Coordination-number-determined activity of copper catalyst in water-gas shift reaction

Abstract

The water–gas shift reaction (WGSR) is of great significance in industrial hydrogen production. In this paper, Cun/TiO2(n = 1,2,4,8) and Cu (111) crystal planes were studied to explore the effect of size effect on the activity of WGSR. Density functional theory (DFT) calculations showed that the adsorption energy of H2O molecule was significantly enhanced on the surface of Cu1 and Cu2 clusters compared with Cu4 and Cu8 clusters, while CO adsorption strength first increased and then decreased. Among many copper clusters of different sizes, the redox pathway cannot proceed due to the lack of active sites on Cu1 and Cu2 clusters.
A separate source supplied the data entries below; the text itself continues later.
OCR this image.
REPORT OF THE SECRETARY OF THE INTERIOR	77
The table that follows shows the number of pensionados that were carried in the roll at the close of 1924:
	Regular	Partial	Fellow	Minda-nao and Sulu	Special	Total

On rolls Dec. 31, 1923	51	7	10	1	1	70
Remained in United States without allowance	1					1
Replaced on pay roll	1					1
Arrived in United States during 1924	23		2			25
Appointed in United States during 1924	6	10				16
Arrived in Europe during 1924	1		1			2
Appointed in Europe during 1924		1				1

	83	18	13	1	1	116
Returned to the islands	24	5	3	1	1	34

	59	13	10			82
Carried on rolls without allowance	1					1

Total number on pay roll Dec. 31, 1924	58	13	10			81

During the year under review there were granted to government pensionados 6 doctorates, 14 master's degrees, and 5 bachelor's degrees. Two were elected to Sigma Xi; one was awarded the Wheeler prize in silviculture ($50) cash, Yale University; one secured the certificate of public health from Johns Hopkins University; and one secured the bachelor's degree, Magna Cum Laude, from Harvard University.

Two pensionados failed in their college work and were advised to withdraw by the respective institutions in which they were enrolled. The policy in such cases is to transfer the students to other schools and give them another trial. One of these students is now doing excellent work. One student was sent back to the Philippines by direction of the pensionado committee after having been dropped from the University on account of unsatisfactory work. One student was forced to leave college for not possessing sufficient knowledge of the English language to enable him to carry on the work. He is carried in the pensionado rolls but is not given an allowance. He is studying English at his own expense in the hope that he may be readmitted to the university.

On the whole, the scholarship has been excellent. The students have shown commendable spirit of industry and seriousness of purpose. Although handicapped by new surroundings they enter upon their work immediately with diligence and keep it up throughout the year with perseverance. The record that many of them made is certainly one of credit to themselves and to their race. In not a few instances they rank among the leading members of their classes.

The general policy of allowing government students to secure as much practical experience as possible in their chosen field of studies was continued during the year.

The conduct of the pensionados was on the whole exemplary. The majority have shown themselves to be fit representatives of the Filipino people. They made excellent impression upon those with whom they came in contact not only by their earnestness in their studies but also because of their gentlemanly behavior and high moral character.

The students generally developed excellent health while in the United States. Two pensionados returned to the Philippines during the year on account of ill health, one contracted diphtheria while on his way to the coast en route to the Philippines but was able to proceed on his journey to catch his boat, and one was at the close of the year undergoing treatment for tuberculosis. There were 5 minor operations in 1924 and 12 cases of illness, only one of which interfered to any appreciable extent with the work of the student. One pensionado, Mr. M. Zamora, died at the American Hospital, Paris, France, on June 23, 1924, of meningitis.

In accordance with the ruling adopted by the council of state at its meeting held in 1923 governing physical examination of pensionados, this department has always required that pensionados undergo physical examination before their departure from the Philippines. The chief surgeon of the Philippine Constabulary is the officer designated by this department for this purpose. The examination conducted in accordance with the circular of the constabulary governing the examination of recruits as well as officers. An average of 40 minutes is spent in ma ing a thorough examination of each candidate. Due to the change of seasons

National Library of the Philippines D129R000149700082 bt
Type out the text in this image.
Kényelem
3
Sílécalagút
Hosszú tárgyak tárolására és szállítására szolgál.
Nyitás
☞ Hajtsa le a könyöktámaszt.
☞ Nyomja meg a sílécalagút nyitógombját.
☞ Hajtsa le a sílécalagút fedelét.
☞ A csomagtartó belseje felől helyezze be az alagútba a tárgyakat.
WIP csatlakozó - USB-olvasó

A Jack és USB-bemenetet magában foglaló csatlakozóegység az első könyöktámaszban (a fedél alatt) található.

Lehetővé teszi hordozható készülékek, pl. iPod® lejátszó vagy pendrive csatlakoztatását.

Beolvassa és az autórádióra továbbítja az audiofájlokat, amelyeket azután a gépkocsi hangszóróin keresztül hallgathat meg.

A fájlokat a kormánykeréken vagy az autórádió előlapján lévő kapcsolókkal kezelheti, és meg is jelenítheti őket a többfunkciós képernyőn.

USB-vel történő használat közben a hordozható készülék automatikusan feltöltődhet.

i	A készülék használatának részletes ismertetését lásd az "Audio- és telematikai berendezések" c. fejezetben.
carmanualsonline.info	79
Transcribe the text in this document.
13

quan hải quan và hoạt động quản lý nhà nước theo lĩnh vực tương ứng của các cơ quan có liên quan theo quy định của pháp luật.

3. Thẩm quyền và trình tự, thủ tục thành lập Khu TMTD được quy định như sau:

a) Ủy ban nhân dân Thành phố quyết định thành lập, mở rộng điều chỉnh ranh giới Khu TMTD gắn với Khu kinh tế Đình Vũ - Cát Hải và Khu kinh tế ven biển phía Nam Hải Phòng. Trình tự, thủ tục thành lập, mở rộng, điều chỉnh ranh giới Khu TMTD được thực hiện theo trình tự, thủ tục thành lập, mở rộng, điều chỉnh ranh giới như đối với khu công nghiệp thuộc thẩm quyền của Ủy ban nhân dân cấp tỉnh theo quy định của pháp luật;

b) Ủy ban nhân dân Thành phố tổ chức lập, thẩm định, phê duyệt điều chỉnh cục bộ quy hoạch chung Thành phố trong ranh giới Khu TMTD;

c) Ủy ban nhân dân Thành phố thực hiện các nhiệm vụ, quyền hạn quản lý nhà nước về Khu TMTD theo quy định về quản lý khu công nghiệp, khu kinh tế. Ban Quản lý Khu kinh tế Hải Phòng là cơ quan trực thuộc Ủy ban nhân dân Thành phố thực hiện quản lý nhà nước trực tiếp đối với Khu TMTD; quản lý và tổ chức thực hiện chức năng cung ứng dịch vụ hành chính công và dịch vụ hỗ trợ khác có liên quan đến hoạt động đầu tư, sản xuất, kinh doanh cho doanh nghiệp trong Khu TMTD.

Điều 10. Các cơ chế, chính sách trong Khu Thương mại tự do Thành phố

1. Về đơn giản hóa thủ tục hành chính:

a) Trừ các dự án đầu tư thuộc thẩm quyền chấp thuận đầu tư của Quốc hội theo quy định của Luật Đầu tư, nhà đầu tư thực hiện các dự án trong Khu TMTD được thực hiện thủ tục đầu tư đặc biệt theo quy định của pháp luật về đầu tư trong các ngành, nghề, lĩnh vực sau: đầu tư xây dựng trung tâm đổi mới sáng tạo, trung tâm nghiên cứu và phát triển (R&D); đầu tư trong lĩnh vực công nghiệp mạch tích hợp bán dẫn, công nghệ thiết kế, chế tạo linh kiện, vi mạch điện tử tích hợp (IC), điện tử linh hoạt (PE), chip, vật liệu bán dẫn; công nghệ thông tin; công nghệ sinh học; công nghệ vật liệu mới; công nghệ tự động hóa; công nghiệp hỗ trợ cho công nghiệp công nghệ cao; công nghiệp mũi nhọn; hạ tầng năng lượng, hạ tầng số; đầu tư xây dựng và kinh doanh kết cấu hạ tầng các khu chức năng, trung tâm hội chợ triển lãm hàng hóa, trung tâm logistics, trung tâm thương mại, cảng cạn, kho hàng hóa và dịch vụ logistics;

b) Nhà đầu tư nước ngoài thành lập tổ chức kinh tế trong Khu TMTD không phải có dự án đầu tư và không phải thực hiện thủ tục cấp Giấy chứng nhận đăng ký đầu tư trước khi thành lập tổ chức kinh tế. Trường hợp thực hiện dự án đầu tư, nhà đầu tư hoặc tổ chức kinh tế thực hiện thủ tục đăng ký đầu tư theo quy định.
According to the analysis of the microkinetic model, the order of WGSR activity on the surface of copper clusters of different sizes is: Cu4 > Cu2 ≈ Cu8 > Cu1 > Cu (111). The active center structure of the copper cluster is composed of 3 copper atoms in which the Cu-Cu coordination number is ca. 2 ∼ 3, and the active center is partially oxidized copper. Essentially, the low-coordination copper atoms determined by the geometry structure promote the WGSR activity of the copper clusters. This work not only reveals the copper cluster size effect on WGSR, but also provides the guidance for the size design and control of other supported metal catalysts.